One of the peculiarities about this issue is that there are very few scenarios that could cause a segmentation fault in VAST. But when it does occur, it normally dumps a vmtrap.log
which provides you a lot of useful information for debugging. Unfortunately, in this case, the log was not being produced. In addition, when getting this segmentation fault, it seemed that VAST was doing a regular successful exit (quitting the image, and shutting down the VM).
That made us think that the problem could be related to the “exit code” in the Virtual Machine. The next step was to write a bash script that would do a lot of image starts & exits so we could observe the exit codes:
#!/bin/bash
# "Settings"
vaRoot="/usr/local/VASmalltalk/10.0.0x64"
vaVMPath="$vaRoot/bin/es"
workingDirectoryPath="$PWD"
log="$workingDirectoryPath/ctest.log"
# copied them from environments directory.
# The icx needs to have SUnitOneClick map loaded
imagePath="$workingDirectoryPath/abt.icx"
iniPath="$workingDirectoryPath/abt.ini"
cnfPath="$vaRoot/abt.cnf"
# The -no_break is strictly necessary because else it looks like
# the VM randomly freezes and we get defunct processes ..
# so the only workaround for now is to disable the break process.
vaVMArguments=" -no_break -mcd -msd -i$imagePath -ini:$iniPath"
# This testcases.txt file can be autogenerated with the Smalltalk code:
# CtestSunitRunner basicNew createTestCaseList
testCaseFile="$workingDirectoryPath/testcases.txt"

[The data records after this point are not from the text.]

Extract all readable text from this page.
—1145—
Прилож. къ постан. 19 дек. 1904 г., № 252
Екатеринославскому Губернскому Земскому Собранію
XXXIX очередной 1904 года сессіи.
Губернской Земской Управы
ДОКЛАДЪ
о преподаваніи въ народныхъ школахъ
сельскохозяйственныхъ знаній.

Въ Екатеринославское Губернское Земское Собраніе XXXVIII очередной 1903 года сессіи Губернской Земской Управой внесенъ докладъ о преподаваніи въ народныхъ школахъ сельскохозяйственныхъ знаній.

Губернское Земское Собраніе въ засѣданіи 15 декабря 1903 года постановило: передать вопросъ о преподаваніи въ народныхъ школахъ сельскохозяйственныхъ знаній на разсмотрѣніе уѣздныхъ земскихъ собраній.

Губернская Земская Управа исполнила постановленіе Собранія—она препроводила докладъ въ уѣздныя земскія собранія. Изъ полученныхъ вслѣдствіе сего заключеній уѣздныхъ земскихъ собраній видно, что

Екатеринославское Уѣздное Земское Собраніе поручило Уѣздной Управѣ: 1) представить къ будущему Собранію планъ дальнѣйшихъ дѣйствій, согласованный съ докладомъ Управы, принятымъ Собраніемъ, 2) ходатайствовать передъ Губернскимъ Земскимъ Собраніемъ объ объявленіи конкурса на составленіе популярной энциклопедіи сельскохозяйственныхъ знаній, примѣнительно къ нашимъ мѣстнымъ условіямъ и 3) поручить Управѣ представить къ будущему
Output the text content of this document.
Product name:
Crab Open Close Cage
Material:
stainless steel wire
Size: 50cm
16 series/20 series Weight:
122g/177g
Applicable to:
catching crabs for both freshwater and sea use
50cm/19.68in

echo "Testcase file: $testCaseFile"
# Doing a cd is important here because else the ICs won't be found in the
# defined IC_ROOT in the .ini
cd $vaRoot
# If we don't specify this LANG or any other compatible one
# we would get quite some test failures
export LANG=en_US.iso88591
# Necessary, else the esvm40.so for example is not found
export LD_LIBRARY_PATH="$vaRoot/bin"
# Just to always start with a fresh log
[-e "$log"] && rm "$log"
echo " ======== Starting process ======="
set -e
while IFS='' read -r line || [[-n "$line"]]; do
# Print some status on the console...the rest..directly into the log.
echo "Line: $line"
# Below two lines create forces a new abt.cnf files and appends
# the necessary code to run the test with Ctest
echo "PostStartUp ! " > $cnfPath
# This line just extracts the class name from the line and appends the
# code to abt.cnf
echo "SunitRunner run: #`echo "$line" | cut -d '#' -f2- | cut -d '-' -f1` !" >> $cnfPath
# Start VA VM with all the necessary arguments and redirect stdout/stderr
# to the specified log file
$vaVMPath $vaVMArguments < /dev/null >> "$log" 2>&1
echo "Line finished"
done < "$testCaseFile"
echo " ======== Process finished ======="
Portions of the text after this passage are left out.